Uber didn’t have an office in Sri Lanka, customers weren’t happy
Even though initially there was an Uber office in Sri Lanka, slowly it was replaced by an office in India, which handled operations in Sri Lanka.
This led to scores of unhappy customers because,
- There was no hotline that handled complaints on behalf of users. The local number of the Uber office never worked, because almost all operations were done by an office in India.
- Customers could not get any refunds when they were charged incorrectly.
- Even when a user complained via the app, there was very little response, because for the office in India, they never cared about giving a good customer service for Sri Lanka.
These unsatisfied customers meant more rides for PickMe. Yes, PickMe riders are the same set of riders who are Uber riders, but at least PickMe has a working customer hotline, and are very responsive in their app. I have received multiple refunds though Pickme when I was overcharged, but Uber zero refunds.
Uber didn’t process payments well, and drivers weren’t happy
Uber had this policy where they transferred money received by users who paid by credit cards to their drivers at the end of each month.
This made the drivers very unhappy, because most of these TukTuk drivers made a daily wage from their rides, and they didn’t want to do rides where they received money at the end of the month.
I’m one of those users who pay to ride-sharing with my credit card, I was asked numerous times for where riders asked me to either pay by cash, or they will call upfront and if I’m paying via my credit card they will cancel the ride.
However, PickMe’s payments were instant, when someone paid by card, the driver will get the money to their account within several hours, not at the end of the month.
There were other reasons that made both drivers and customers both unhappy, but these were the to main reasons that I can remember which made people pick PickMe over Uber.

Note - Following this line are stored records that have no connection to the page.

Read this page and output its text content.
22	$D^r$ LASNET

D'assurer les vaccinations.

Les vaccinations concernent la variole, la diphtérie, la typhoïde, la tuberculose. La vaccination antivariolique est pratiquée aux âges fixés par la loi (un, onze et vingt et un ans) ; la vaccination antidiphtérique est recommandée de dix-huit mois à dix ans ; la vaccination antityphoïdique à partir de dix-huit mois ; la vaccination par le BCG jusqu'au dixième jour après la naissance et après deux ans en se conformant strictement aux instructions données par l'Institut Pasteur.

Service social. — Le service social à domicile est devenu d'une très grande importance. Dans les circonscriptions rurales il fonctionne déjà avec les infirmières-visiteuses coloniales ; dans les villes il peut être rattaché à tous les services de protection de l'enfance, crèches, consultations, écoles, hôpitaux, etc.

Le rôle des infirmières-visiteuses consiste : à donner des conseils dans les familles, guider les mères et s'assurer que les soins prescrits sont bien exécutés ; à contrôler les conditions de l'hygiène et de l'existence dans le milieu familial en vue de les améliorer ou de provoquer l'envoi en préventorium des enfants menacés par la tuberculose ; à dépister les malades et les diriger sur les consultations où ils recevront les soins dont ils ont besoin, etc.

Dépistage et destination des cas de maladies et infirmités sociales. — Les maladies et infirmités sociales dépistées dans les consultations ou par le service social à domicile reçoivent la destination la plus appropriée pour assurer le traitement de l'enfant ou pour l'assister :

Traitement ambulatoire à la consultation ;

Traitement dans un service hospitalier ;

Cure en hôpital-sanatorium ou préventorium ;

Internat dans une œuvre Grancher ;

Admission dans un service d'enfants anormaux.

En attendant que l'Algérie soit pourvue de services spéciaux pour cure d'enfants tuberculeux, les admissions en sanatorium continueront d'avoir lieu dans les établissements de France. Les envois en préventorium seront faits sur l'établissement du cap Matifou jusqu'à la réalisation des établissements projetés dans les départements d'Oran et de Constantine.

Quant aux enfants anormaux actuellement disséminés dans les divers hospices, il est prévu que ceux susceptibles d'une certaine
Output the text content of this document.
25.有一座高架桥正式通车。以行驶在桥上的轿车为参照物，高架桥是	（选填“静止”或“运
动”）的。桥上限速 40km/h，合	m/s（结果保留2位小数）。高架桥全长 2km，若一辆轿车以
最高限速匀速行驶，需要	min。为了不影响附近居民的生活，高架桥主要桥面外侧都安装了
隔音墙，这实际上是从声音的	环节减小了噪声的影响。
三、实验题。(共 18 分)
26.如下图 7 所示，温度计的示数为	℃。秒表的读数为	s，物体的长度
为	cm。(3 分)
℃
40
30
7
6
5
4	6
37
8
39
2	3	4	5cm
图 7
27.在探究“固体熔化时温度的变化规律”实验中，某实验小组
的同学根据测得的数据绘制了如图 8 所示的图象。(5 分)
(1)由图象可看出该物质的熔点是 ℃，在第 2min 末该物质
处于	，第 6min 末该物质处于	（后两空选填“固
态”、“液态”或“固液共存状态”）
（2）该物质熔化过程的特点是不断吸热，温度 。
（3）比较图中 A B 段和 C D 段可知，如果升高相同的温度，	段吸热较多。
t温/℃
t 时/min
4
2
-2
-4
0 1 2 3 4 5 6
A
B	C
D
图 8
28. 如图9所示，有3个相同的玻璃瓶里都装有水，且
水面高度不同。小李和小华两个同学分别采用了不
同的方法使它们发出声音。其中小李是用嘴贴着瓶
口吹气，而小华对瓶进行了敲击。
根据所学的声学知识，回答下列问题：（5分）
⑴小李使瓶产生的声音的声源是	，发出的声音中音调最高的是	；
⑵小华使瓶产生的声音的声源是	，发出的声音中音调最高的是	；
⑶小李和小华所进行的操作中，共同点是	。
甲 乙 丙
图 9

Uber was making both drivers and users both unhappy at the same time, a very bad combination to have.
Soon more and more people started using PickMe more, and drivers also given up Uber towards PickMe.
Now Uber is playing a catchup game with PickMe to win back their lost rides, but at times it feels as if Uber has given up on winning the ride-sharing battle and focusing on something different.
Uber is now king in food delivery in Sri Lanka
For some reason Uber is doing quite well in food delivering in Sri Lanka. Here PickMe was late to the party, and Uber started their food devilry before PickMe.
The Uber eats app is more polished than PickMe. And even though I haven’t tried both food delivery apps, so I don’t know the real reason why Uber is ahead of food delivery in Sri Lanka but not in ride-sharing.
Anyway, the take away message is, even if you have deep pockets, and technology, you still can lose to a startup with far less cash, and technology if you are providing a poor service.